The question is whether these trillion-dollar companies are going to be sustainable and continue to grow. I don't think we'll see a collapse. There are lots of high-priced, high-valuation companies chasing the opportunity to be a trillion-dollar company that won't get there, and there will be a lot of pain in that process. But at a macro level, I don't think so.

What advice would you give deep tech founders who are pitching you?

Most of the time the tech is good. Competitive analysis, all those things are pretty good. I'd say there are two areas where people should focus more. The first is go-to-market. How are you actually going to find customers? If you're in an elevator with a potential customer and they say they want one, how do you deliver it? How do you price it? How do they get it? People don't spend a lot of time thinking about that up front.

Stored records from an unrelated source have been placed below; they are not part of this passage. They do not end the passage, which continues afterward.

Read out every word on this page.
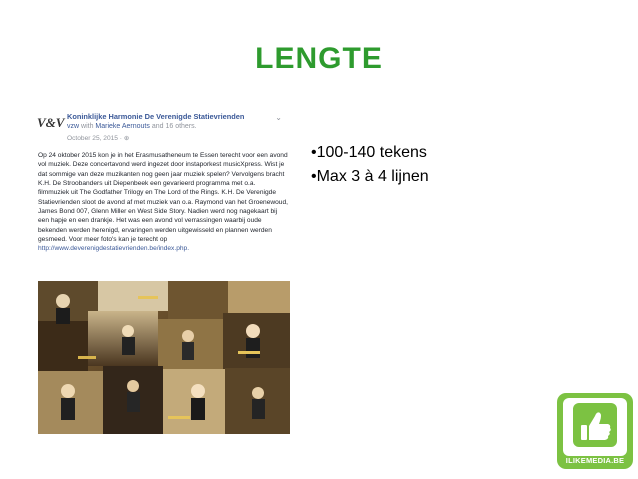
LENGTE
V&V Koninklijke Harmonie De Verenigde Statievrienden
vzw with Marieke Aernouts and 16 others.
October 25, 2015 · ⊕
⌄
Op 24 oktober 2015 kon je in het Erasmusatheneum te Essen terecht voor een avond vol muziek. Deze concertavond werd ingezet door instaporkest musicXpress. Wist je dat sommige van deze muzikanten nog geen jaar muziek spelen? Vervolgens bracht K.H. De Stroobanders uit Diepenbeek een gevarieerd programma met o.a. filmmuziek uit The Godfather Trilogy en The Lord of the Rings. K.H. De Verenigde Statievrienden sloot de avond af met muziek van o.a. Raymond van het Groenewoud, James Bond 007, Glenn Miller en West Side Story. Nadien werd nog nagekaart bij een hapje en een drankje. Het was een avond vol verrassingen waarbij oude bekenden werden herenigd, ervaringen werden uitgewisseld en plannen werden gesmeed. Voor meer foto's kan je terecht op
http://www.deverenigdestatievrienden.be/index.php.
•100-140 tekens
•Max 3 à 4 lijnen
ILIKEMEDIA.BE
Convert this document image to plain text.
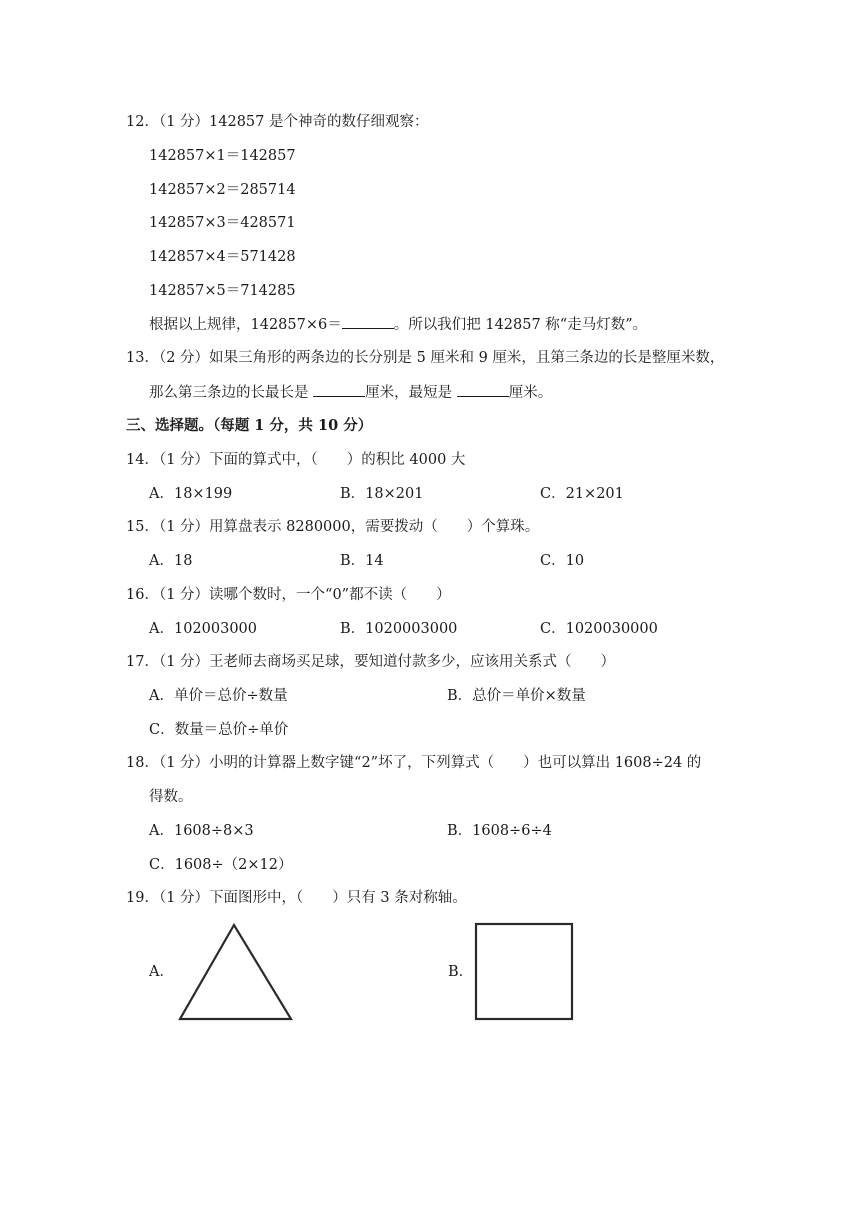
12．（1 分）142857 是个神奇的数仔细观察：
142857×1＝142857
142857×2＝285714
142857×3＝428571
142857×4＝571428
142857×5＝714285
根据以上规律，142857×6＝	。所以我们把 142857 称“走马灯数”。
13．（2 分）如果三角形的两条边的长分别是 5 厘米和 9 厘米，且第三条边的长是整厘米数，
那么第三条边的长最长是	厘米，最短是	厘米。
三、选择题。（每题 1 分，共 10 分）
14．（1 分）下面的算式中，（　　）的积比 4000 大
A．18×199	B．18×201	C．21×201
15．（1 分）用算盘表示 8280000，需要拨动（　　）个算珠。
A．18	B．14	C．10
16．（1 分）读哪个数时，一个“0”都不读（　　）
A．102003000	B．1020003000	C．1020030000
17．（1 分）王老师去商场买足球，要知道付款多少，应该用关系式（　　）
A．单价＝总价÷数量	B．总价＝单价×数量
C．数量＝总价÷单价
18．（1 分）小明的计算器上数字键“2”坏了，下列算式（　　）也可以算出 1608÷24 的
得数。
A．1608÷8×3	B．1608÷6÷4
C．1608÷（2×12）
19．（1 分）下面图形中，（　　）只有 3 条对称轴。
A．	B．
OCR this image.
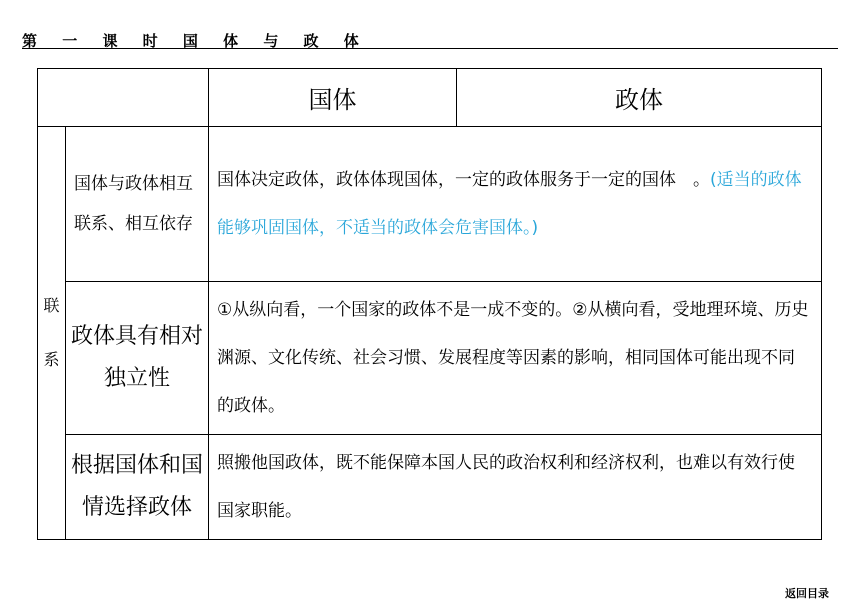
第 一 课 时 国 体 与 政 体
		国体	政体
联系	国体与政体相互联系、相互依存	国体决定政体，政体体现国体，一定的政体服务于一定的国体　。(适当的政体能够巩固国体，不适当的政体会危害国体。)	
	政体具有相对独立性	①从纵向看，一个国家的政体不是一成不变的。②从横向看，受地理环境、历史渊源、文化传统、社会习惯、发展程度等因素的影响，相同国体可能出现不同的政体。	
	根据国体和国情选择政体	照搬他国政体，既不能保障本国人民的政治权利和经济权利，也难以有效行使国家职能。	
返回目录
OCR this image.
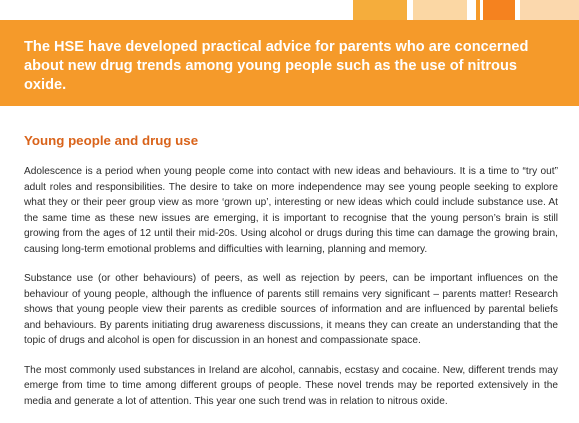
The HSE have developed practical advice for parents who are concerned about new drug trends among young people such as the use of nitrous oxide.

Young people and drug use

Adolescence is a period when young people come into contact with new ideas and behaviours. It is a time to “try out” adult roles and responsibilities. The desire to take on more independence may see young people seeking to explore what they or their peer group view as more ‘grown up’, interesting or new ideas which could include substance use. At the same time as these new issues are emerging, it is important to recognise that the young person’s brain is still growing from the ages of 12 until their mid-20s. Using alcohol or drugs during this time can damage the growing brain, causing long-term emotional problems and difficulties with learning, planning and memory.

Substance use (or other behaviours) of peers, as well as rejection by peers, can be important influences on the behaviour of young people, although the influence of parents still remains very significant – parents matter! Research shows that young people view their parents as credible sources of information and are influenced by parental beliefs and behaviours. By parents initiating drug awareness discussions, it means they can create an understanding that the topic of drugs and alcohol is open for discussion in an honest and compassionate space.

The most commonly used substances in Ireland are alcohol, cannabis, ecstasy and cocaine. New, different trends may emerge from time to time among different groups of people. These novel trends may be reported extensively in the media and generate a lot of attention. This year one such trend was in relation to nitrous oxide.
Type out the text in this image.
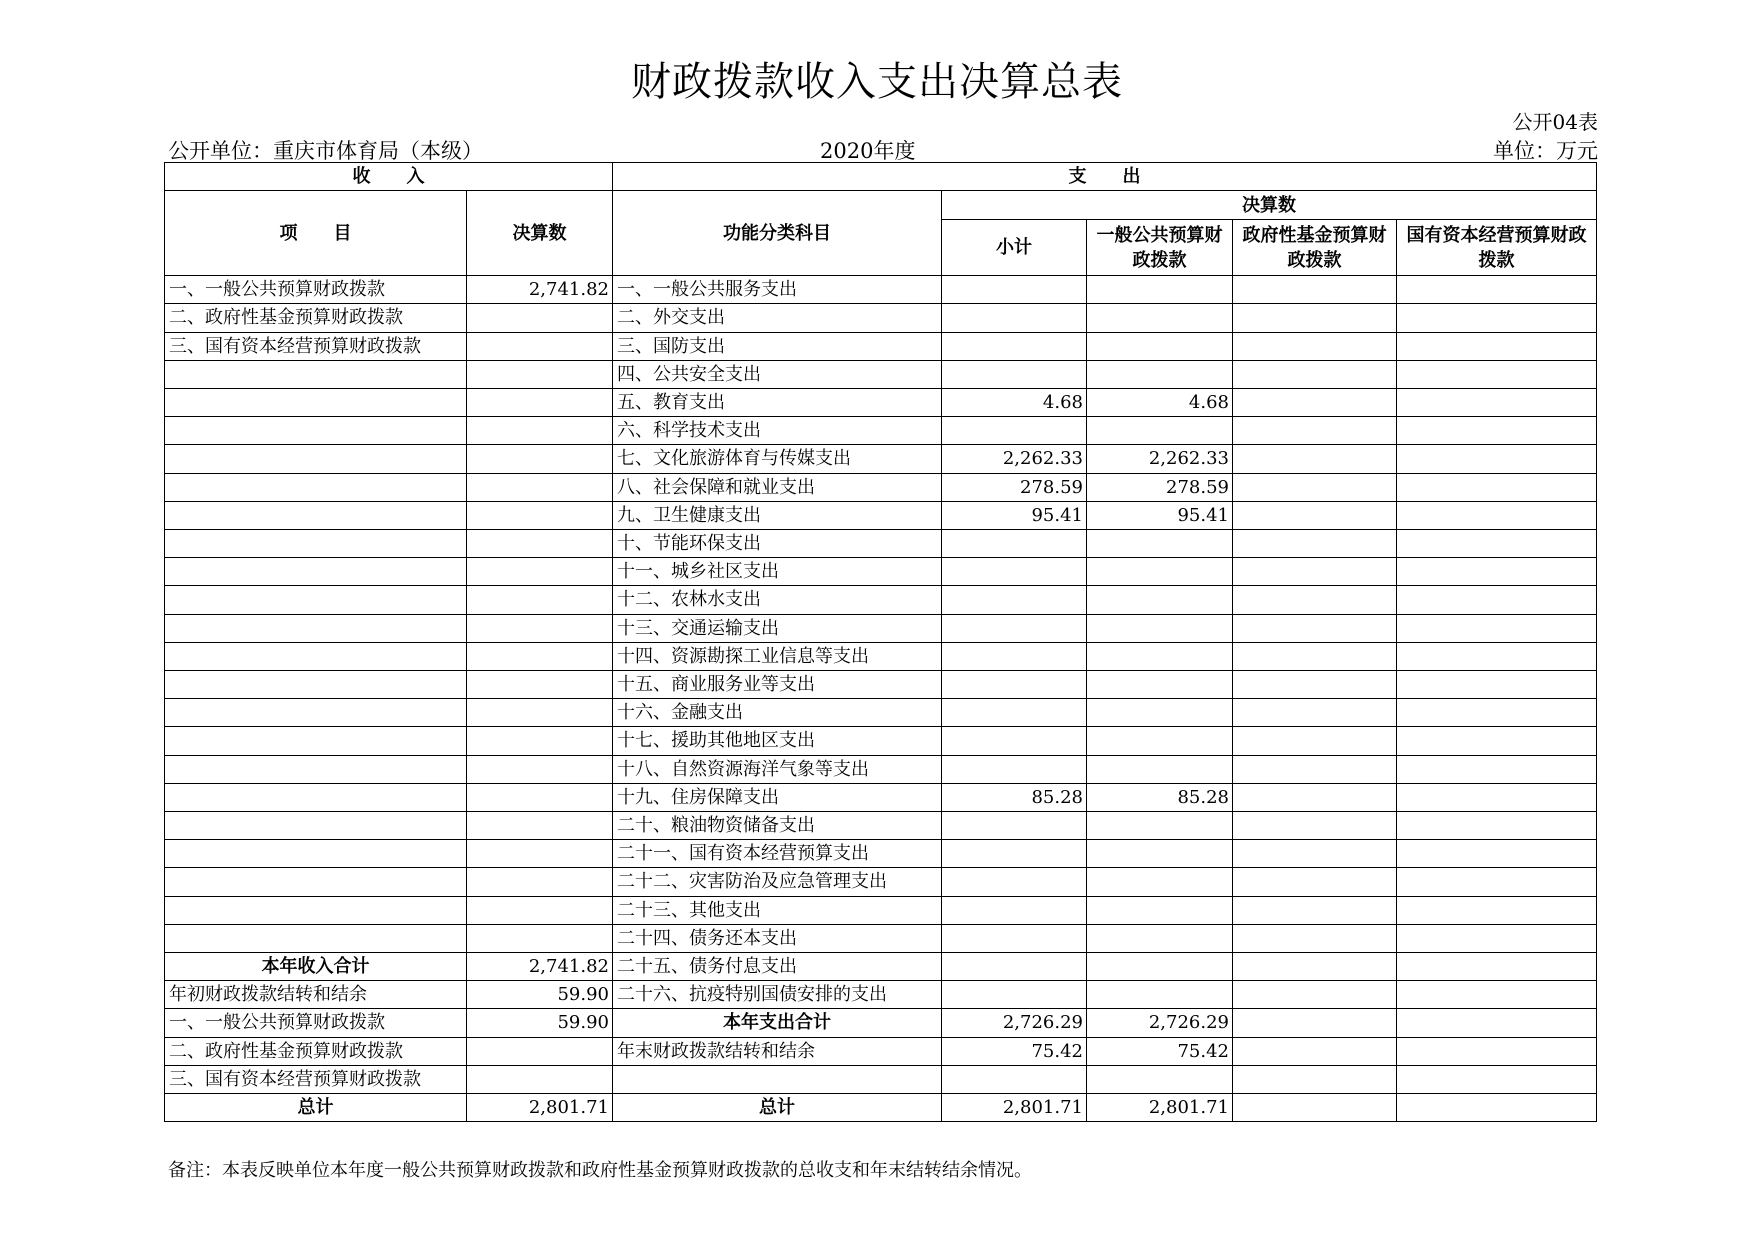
财政拨款收入支出决算总表
公开04表
公开单位：重庆市体育局（本级）	2020年度	单位：万元
收　　入		支　　出				
项　　目	决算数	功能分类科目	决算数			
			小计	一般公共预算财政拨款	政府性基金预算财政拨款	国有资本经营预算财政拨款
一、一般公共预算财政拨款	2,741.82	一、一般公共服务支出				
二、政府性基金预算财政拨款		二、外交支出				
三、国有资本经营预算财政拨款		三、国防支出				
		四、公共安全支出				
		五、教育支出	4.68	4.68		
		六、科学技术支出				
		七、文化旅游体育与传媒支出	2,262.33	2,262.33		
		八、社会保障和就业支出	278.59	278.59		
		九、卫生健康支出	95.41	95.41		
		十、节能环保支出				
		十一、城乡社区支出				
		十二、农林水支出				
		十三、交通运输支出				
		十四、资源勘探工业信息等支出				
		十五、商业服务业等支出				
		十六、金融支出				
		十七、援助其他地区支出				
		十八、自然资源海洋气象等支出				
		十九、住房保障支出	85.28	85.28		
		二十、粮油物资储备支出				
		二十一、国有资本经营预算支出				
		二十二、灾害防治及应急管理支出				
		二十三、其他支出				
		二十四、债务还本支出				
本年收入合计	2,741.82	二十五、债务付息支出				
年初财政拨款结转和结余	59.90	二十六、抗疫特别国债安排的支出				
一、一般公共预算财政拨款	59.90	本年支出合计	2,726.29	2,726.29		
二、政府性基金预算财政拨款		年末财政拨款结转和结余	75.42	75.42		
三、国有资本经营预算财政拨款						
总计	2,801.71	总计	2,801.71	2,801.71		
备注：本表反映单位本年度一般公共预算财政拨款和政府性基金预算财政拨款的总收支和年末结转结余情况。
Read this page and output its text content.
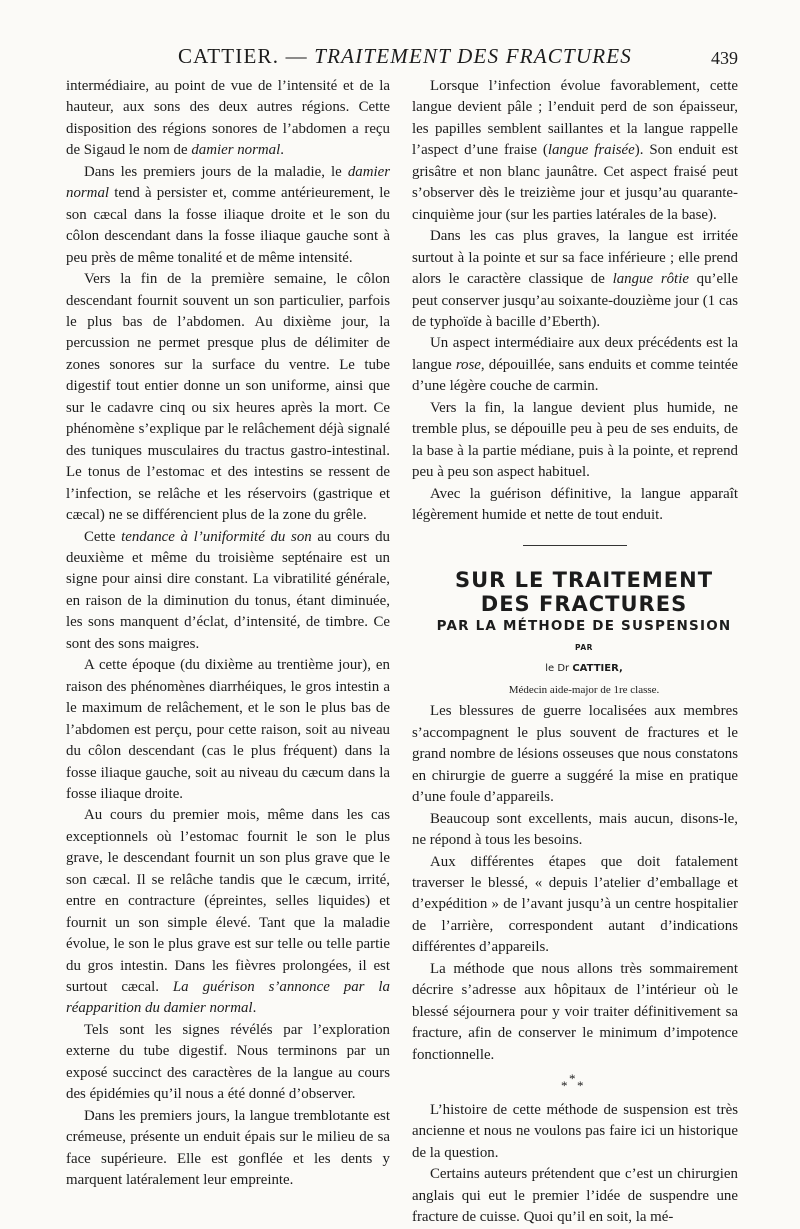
CATTIER. — TRAITEMENT DES FRACTURES	439

intermédiaire, au point de vue de l’intensité et de la hauteur, aux sons des deux autres régions. Cette disposition des régions sonores de l’abdomen a reçu de Sigaud le nom de damier normal.

Dans les premiers jours de la maladie, le damier normal tend à persister et, comme antérieurement, le son cæcal dans la fosse iliaque droite et le son du côlon descendant dans la fosse iliaque gauche sont à peu près de même tonalité et de même intensité.

Vers la fin de la première semaine, le côlon descendant fournit souvent un son particulier, parfois le plus bas de l’abdomen. Au dixième jour, la percussion ne permet presque plus de délimiter de zones sonores sur la surface du ventre. Le tube digestif tout entier donne un son uniforme, ainsi que sur le cadavre cinq ou six heures après la mort. Ce phénomène s’explique par le relâchement déjà signalé des tuniques musculaires du tractus gastro-intestinal. Le tonus de l’estomac et des intestins se ressent de l’infection, se relâche et les réservoirs (gastrique et cæcal) ne se différencient plus de la zone du grêle.

Cette tendance à l’uniformité du son au cours du deuxième et même du troisième septénaire est un signe pour ainsi dire constant. La vibratilité générale, en raison de la diminution du tonus, étant diminuée, les sons manquent d’éclat, d’intensité, de timbre. Ce sont des sons maigres.

A cette époque (du dixième au trentième jour), en raison des phénomènes diarrhéiques, le gros intestin a le maximum de relâchement, et le son le plus bas de l’abdomen est perçu, pour cette raison, soit au niveau du côlon descendant (cas le plus fréquent) dans la fosse iliaque gauche, soit au niveau du cæcum dans la fosse iliaque droite.

Au cours du premier mois, même dans les cas exceptionnels où l’estomac fournit le son le plus grave, le descendant fournit un son plus grave que le son cæcal. Il se relâche tandis que le cæcum, irrité, entre en contracture (épreintes, selles liquides) et fournit un son simple élevé. Tant que la maladie évolue, le son le plus grave est sur telle ou telle partie du gros intestin. Dans les fièvres prolongées, il est surtout cæcal. La guérison s’annonce par la réapparition du damier normal.

Tels sont les signes révélés par l’exploration externe du tube digestif. Nous terminons par un exposé succinct des caractères de la langue au cours des épidémies qu’il nous a été donné d’observer.

Dans les premiers jours, la langue tremblotante est crémeuse, présente un enduit épais sur le milieu de sa face supérieure. Elle est gonflée et les dents y marquent latéralement leur empreinte.

Lorsque l’infection évolue favorablement, cette langue devient pâle ; l’enduit perd de son épaisseur, les papilles semblent saillantes et la langue rappelle l’aspect d’une fraise (langue fraisée). Son enduit est grisâtre et non blanc jaunâtre. Cet aspect fraisé peut s’observer dès le treizième jour et jusqu’au quarante-cinquième jour (sur les parties latérales de la base).

Dans les cas plus graves, la langue est irritée surtout à la pointe et sur sa face inférieure ; elle prend alors le caractère classique de langue rôtie qu’elle peut conserver jusqu’au soixante-douzième jour (1 cas de typhoïde à bacille d’Eberth).

Un aspect intermédiaire aux deux précédents est la langue rose, dépouillée, sans enduits et comme teintée d’une légère couche de carmin.

Vers la fin, la langue devient plus humide, ne tremble plus, se dépouille peu à peu de ses enduits, de la base à la partie médiane, puis à la pointe, et reprend peu à peu son aspect habituel.

Avec la guérison définitive, la langue apparaît légèrement humide et nette de tout enduit.

SUR LE TRAITEMENT

DES FRACTURES

PAR LA MÉTHODE DE SUSPENSION

PAR

le Dr CATTIER,

Médecin aide-major de 1re classe.

Les blessures de guerre localisées aux membres s’accompagnent le plus souvent de fractures et le grand nombre de lésions osseuses que nous constatons en chirurgie de guerre a suggéré la mise en pratique d’une foule d’appareils.

Beaucoup sont excellents, mais aucun, disons-le, ne répond à tous les besoins.

Aux différentes étapes que doit fatalement traverser le blessé, « depuis l’atelier d’emballage et d’expédition » de l’avant jusqu’à un centre hospitalier de l’arrière, correspondent autant d’indications différentes d’appareils.

La méthode que nous allons très sommairement décrire s’adresse aux hôpitaux de l’intérieur où le blessé séjournera pour y voir traiter définitivement sa fracture, afin de conserver le minimum d’impotence fonctionnelle.

*
* *

L’histoire de cette méthode de suspension est très ancienne et nous ne voulons pas faire ici un historique de la question.

Certains auteurs prétendent que c’est un chirurgien anglais qui eut le premier l’idée de suspendre une fracture de cuisse. Quoi qu’il en soit, la mé-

The second, and this is my pet peeve inside AFF, is unit economics. I don't like perennial, forever businesses that require subsidies. If the business has a subsidy in some form to get it up the scale curve and down the cost curve, that's great. That's what we're looking for. But if you're in a 10 percent gross margin business forever, that's tough. You just don't have room to grow. We're looking for things that might be unprofitable to start with but have potential to be highly profitable at scale.

How do you define deep tech?

Technology that's underpinned by either biology, chemistry, or physics.